Edit: Summarizing the answer of Moya, it seems that the equality $dim \ A \leq \frac{1}{2} dim \ V$ still holds when the form is non-degenerate. Here is the proof. The map $P:V/A^{\perp}\to A^{\ast}$ by $P(v+A^{\perp})=\omega(-,v)$ is always surjective (why is this true? for $\omega$ non-degenerate this is trivial, one can pick an orthonormal basis, for the degenerate case, it doesn't seem clear) Therefore we obtain
$ dim(A)=dim(A^*) \leq dim(V)-dim(A^\perp), $
with equality when the form is non-degenerate. In particular, when $A$ is Lagrangian this gives the desired result.

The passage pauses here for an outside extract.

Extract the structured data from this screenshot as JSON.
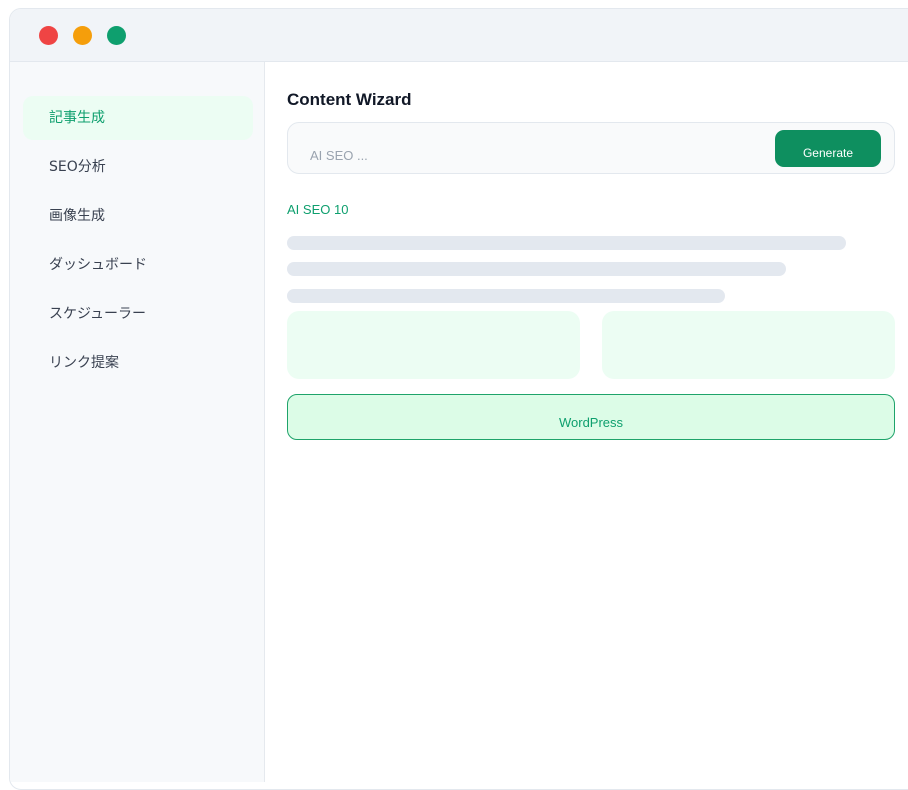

If $A$ is Lagrangian, then necessarily $dim\, A=dim\, V/2$. This is because $A=A^{\perp}$ and, while the formula $V=A\oplus A^{\perp}$ is not always true, it is always true that $dim\, V=dim\, A+dim\, A^{\perp}$ for symplectic forms.
Edit: The statement is not in general true for a degenerate form. However, I have seen no reference for a symplectic vector space wherein the form is nondegenerate. If you relax the conditions to a pseudo-symplectic vector space, the statement is not true.
The reason is because we can define a map $P:V/A^{\perp}\to A^{\ast}$ by $P(v+A^{\perp})=\omega(-,v)$. This is an isomorphism if and only if $\omega$ is nondegenerate. With this, we get that $dim V-dim A^{\perp}=dim A$, leading to the result.
Edit 2: The map is emphatically not injective in the case of a degenerate map. Actually, I'm not convinced the map is surjective either. I actually don't see a meaningful statement being made in the nondegenerate case honestly.